To Dereplicate or Not To Dereplicate?

Abstract

Metagenome-assembled genomes (MAGs) expand our understanding of microbial diversity, evolution, and ecology. Concerns have been raised on how sequencing, assembly, binning, and quality assessment tools may result in MAGs that do not reflect single populations in nature. Here, we reflect on another issue, i.e., how to handle highly similar MAGs assembled from independent data sets. Obtaining multiple genomic representatives for a species is highly valuable, as it allows for population genomic analyses; however, when retaining genomes of closely related populations, it complicates MAG quality assessment and abundance inferences. We show that (i) published data sets contain a large fraction of MAGs sharing >99% average nucleotide identity, (ii) different software packages and parameters used to resolve this redundancy remove very different numbers of MAGs, and (iii) the removal of closely related genomes leads to losses of population-specific auxiliary genes. Finally, we highlight some approaches that can infer strain-specific dynamics across a sample series without dereplication.

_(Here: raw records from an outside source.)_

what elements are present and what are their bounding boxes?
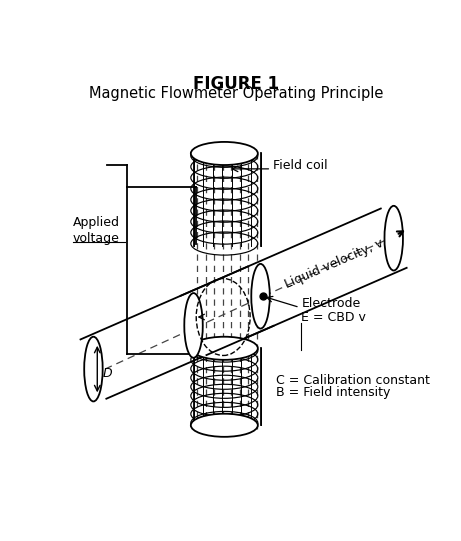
Text: Electrode: Electrode — [301, 297, 361, 310]
Text: Liquid velocity, v: Liquid velocity, v — [283, 236, 386, 291]
Text: Magnetic Flowmeter Operating Principle: Magnetic Flowmeter Operating Principle — [89, 87, 383, 102]
Ellipse shape — [191, 142, 258, 165]
Text: E = CBD v: E = CBD v — [301, 311, 366, 324]
Ellipse shape — [84, 337, 103, 401]
Ellipse shape — [191, 337, 258, 360]
Ellipse shape — [384, 206, 403, 270]
Ellipse shape — [184, 293, 203, 358]
Text: D: D — [103, 367, 112, 380]
Text: B = Field intensity: B = Field intensity — [276, 386, 390, 399]
Ellipse shape — [191, 414, 258, 437]
Text: Applied
voltage: Applied voltage — [73, 216, 120, 245]
Text: Field coil: Field coil — [273, 159, 327, 171]
Text: FIGURE 1: FIGURE 1 — [193, 75, 279, 93]
Ellipse shape — [251, 264, 270, 328]
Text: C = Calibration constant: C = Calibration constant — [276, 374, 430, 387]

Keywords: MAG; binning; dereplication; metagenomics; population genomics; software.

FIG 1

Overview of dereplication approaches used in this study. All approaches first cluster similar genomes (Mash clusters are delineated with boxes) using a fast, less accurate approach (Mash), which is included in the dRep package but is a separate preprocessing step we carried out for the pyani analysis (indicated with the dotted line). Each cluster of MAGs then is separately dereplicated using pairwise alignments by identifying MAGs within each Mash cluster that share ANI above the specified threshold. These clusters are indicated by boxes, with Mash clusters split in two multiple cluster groups using the same line type (full or dashed lines). Which genomes end up in the same cluster varies depending on the approach used; only one clustering is shown. Finally, a representative MAG is selected, either as part of the package (dRep) or using a custom script (our approach that used pyani for pairwise comparisons, indicated by the dotted line), selecting the MAG with the highest estimated completion and lowest estimated contamination.

FIG 2

Effects of dereplication. Phylogenetic tree of a set of closely related MAGs (family Muribaculaceae) from Parks et al. (3), grouped based on sequence similarity by Mash. A box outline indicates the genome was preserved after dereplication, while white space indicates it was removed. The dRep default does not remove multiple nearly identical MAGs, while dRep-gANI removes MAGs that are more distantly related than the 99% or 96.5% ANI cutoff. Black bars show the average sequence read coverage across all contigs of each MAG, ranging from 0 to 2,000, when aligning a metagenomic data set (Sequence Read Archive accession no. SRR1702559) using all genomes in the tree (none) or dereplicated genome sets using different tools. Reads were mapped to each Multi-FASTA file of retained MAGs using BWA-MEM with default parameters (26). Average coverage per contig was computed with pileup.sh from bbtools (https://sourceforge.net/projects/bbmap/). The phylogenetic tree was created by searching for marker genes with PhyloSift (27) using its default set of marker genes. All MAGs had estimated completeness levels of >90% (3). The genes then were aligned with PhyloSift and the resulting alignments concatenated, and the tree was created with FastTree (28) using the -nt and -gtr parameters.